Lagi pula, lanjut dia, larangan mengucapkan Selamat Natal itu masih jadi perdebatan di kalangan ulama. Ada yang melarang dan juga tidak sedikit ulama yang membolehkan sebagai bagian dari hidup toleransi antarsesama.
“Selama ini kan MUI tidak pernah mengeluarkan fatwa tentang pelarangan itu, artinya sah-sah saja dong kita mengucapkan Selamat Natal,” ucapnya.
Menurutnya prokontra mengucapkan Selamat Natal di sebagian kalangan menunjukkan bangsa Indonesia makin mundur dalam peradaban. Seharusnya Indonesia pada usia tua ini sudah tidak ada lagi permasalahan intoleransi atau diskriminasi terhadap warga yang menjalani ibadah dan kepercayaan atas agamanya.
“Dengan situasi seperti begini kita jadi mundur, seharusnya kita sudah maju,” kata dia.
Baca Juga: Toleransi Natal, Santri Pesantren Main Rebana di Gereja Mater Dei Semarang
Dia menambahkan, ICRP sendiri tidak hanya pada saat Natal saja memberikan ucapan selamat peringatan hari raya. Namun juga pada saat hari raya agama lain, seperti Hindu, Budha dan Konghucu.
Bahkan pada awal Februari 2020 mendatang, saat peringatan Hari Raya Imlek, mereka juga datang memberikan ucapan selamat. Pun dalam peringatan Imlek nanti, ICRP akan memberikan bantuan ke sebuah sekolah di Jakarta. Bantuan itu berupa perlengkapan belajar mengajar berteknologi tinggi, berupa komputer, proyektor yang tidak memakai kabel, wifi. Kemudian menampilkan atraksi barongsai dan kegiatan membacakan buku cerita-cerita rakyat.

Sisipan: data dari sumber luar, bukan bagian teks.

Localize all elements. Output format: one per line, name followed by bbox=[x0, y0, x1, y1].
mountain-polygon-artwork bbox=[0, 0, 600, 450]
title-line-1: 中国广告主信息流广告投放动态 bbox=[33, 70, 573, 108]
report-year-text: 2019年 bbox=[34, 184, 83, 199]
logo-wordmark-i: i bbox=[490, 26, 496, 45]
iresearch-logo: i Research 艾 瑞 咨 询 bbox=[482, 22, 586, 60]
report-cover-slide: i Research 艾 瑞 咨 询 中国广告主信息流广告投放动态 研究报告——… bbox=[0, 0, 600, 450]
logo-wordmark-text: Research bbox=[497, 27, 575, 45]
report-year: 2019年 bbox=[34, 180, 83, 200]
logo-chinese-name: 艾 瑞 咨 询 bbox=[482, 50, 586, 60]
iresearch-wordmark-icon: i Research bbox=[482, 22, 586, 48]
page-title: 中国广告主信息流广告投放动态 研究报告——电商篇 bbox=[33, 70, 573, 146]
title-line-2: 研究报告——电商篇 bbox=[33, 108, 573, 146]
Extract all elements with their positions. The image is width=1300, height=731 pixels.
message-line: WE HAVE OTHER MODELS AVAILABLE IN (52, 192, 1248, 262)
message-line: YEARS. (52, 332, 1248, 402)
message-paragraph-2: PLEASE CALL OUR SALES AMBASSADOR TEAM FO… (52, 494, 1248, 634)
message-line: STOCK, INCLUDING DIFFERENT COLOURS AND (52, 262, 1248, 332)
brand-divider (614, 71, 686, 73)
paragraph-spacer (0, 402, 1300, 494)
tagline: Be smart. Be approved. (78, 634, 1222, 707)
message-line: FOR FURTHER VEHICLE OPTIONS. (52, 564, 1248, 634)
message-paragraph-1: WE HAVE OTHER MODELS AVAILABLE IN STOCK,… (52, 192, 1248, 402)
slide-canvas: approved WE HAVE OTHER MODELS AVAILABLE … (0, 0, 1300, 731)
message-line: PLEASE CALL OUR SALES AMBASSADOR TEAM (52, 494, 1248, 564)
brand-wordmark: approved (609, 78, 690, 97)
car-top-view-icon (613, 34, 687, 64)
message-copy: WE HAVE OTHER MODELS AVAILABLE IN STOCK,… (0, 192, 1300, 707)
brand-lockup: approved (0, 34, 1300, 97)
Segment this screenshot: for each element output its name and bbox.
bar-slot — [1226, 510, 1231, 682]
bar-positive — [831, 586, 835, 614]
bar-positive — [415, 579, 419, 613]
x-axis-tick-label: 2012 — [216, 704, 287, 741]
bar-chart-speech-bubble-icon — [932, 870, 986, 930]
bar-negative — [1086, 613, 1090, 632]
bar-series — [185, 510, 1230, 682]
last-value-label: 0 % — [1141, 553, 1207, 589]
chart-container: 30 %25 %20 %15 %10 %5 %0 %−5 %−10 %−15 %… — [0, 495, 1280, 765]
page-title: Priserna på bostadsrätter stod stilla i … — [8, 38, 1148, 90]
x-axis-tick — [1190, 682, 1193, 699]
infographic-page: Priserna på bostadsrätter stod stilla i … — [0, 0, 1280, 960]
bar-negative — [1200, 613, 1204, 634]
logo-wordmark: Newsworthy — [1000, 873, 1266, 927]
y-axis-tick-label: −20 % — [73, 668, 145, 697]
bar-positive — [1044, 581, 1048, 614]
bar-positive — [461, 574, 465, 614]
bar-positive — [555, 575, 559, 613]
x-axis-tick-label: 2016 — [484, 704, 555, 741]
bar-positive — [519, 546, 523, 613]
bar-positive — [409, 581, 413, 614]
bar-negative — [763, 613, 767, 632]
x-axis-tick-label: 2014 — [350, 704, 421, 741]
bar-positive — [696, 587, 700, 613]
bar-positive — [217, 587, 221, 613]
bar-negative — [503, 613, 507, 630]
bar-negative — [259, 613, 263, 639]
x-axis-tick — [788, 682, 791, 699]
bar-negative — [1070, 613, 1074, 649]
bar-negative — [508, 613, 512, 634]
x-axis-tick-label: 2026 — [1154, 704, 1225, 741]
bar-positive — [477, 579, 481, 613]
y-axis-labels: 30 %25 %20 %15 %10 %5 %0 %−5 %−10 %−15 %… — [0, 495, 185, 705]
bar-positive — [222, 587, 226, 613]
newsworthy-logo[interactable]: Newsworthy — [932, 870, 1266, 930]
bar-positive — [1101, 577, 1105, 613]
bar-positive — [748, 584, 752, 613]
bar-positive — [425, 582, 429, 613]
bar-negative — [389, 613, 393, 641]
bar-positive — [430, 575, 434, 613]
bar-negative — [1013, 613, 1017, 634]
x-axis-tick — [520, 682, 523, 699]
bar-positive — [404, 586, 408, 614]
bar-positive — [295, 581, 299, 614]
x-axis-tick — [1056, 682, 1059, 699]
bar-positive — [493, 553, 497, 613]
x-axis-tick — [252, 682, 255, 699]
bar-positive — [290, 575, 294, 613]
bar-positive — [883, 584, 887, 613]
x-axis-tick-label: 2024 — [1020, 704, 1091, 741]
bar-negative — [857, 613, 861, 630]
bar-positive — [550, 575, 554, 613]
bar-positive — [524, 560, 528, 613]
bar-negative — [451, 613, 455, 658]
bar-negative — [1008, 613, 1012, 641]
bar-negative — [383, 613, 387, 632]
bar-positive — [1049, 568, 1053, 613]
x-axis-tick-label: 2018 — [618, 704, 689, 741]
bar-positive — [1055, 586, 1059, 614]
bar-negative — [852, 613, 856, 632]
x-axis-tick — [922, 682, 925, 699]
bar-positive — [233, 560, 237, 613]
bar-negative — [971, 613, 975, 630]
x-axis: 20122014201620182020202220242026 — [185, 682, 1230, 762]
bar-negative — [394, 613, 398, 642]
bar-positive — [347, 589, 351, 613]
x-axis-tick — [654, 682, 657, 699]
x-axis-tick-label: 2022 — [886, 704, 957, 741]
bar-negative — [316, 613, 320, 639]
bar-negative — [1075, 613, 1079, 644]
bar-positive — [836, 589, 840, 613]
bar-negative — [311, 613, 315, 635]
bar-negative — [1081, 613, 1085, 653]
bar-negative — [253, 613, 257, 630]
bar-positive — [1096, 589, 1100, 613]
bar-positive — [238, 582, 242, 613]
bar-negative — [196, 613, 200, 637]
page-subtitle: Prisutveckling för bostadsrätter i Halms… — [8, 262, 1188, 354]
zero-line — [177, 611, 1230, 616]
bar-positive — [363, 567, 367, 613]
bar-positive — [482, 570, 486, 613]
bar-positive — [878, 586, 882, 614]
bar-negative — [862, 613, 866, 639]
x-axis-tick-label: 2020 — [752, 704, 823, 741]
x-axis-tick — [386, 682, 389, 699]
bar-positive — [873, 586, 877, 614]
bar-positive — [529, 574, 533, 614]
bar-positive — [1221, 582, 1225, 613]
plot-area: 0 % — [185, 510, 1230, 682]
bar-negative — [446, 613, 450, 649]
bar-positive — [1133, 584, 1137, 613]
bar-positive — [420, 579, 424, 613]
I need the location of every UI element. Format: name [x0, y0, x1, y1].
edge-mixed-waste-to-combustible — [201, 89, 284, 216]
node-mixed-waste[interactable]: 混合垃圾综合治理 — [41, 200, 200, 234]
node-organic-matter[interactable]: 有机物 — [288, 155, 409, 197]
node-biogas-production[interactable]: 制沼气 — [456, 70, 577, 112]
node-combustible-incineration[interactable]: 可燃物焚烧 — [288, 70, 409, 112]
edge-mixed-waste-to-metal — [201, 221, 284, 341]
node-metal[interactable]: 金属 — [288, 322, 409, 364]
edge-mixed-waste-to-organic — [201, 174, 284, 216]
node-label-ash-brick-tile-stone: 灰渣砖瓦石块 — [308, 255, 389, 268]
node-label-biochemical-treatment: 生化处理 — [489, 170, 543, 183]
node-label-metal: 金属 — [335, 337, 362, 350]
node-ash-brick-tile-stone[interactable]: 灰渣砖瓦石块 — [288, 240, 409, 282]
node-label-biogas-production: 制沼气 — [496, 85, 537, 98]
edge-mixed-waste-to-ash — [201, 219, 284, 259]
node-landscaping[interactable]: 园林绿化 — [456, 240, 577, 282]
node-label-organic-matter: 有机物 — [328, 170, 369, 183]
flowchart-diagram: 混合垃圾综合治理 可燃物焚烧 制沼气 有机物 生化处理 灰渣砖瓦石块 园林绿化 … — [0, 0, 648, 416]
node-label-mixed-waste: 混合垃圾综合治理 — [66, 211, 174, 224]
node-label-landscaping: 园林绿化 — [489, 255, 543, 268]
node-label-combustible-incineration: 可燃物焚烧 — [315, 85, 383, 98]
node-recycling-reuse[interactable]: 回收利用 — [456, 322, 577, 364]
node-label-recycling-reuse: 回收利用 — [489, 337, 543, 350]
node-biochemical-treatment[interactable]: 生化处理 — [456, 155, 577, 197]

“Kami akan buat satu kelas yang akan menjadi barometer untuk contoh membuat kelas-kelas berikutnya. Kami akan bangun generasi baru yang lebih maju,” ujarnya.
Larangan Beribadah Saat Natal Melanggar Konstitusi
Baru-baru ini, Umat Kristiani di Sungai Tambang, Kabupaten Sijunjung dan Jorong Kampung Baru, Kabupaten Dharmasraya, Sumatera Barat dilarang menggelar ibadah dan Perayaan Natal tahun 2019. Pemerintah setempat berdalih, perayaan Natal dilarang di dua lokasi itu karena tidak dilakukan pada tempat ibadah pada umumnya.
Baca Juga: Indahnya Toleransi, Gereja Ini Sediakan Musala Bagi Petugas yang Berjaga
"Mereka tidak mendapatkan izin dari pemerintah setempat kerena perayaan dan ibadah Natal dilakukan di rumah salah satu umat yang telah dipersiapkan. Pemda setempat beralasan karena situasinya tidak kondusif," ujar Badan Pengawas Pusat Studi Antar Komunitas (PUSAKA), Sudarto kepada Covesia—jaringan Suara.com melalui telepon, Selasa pekan lalu.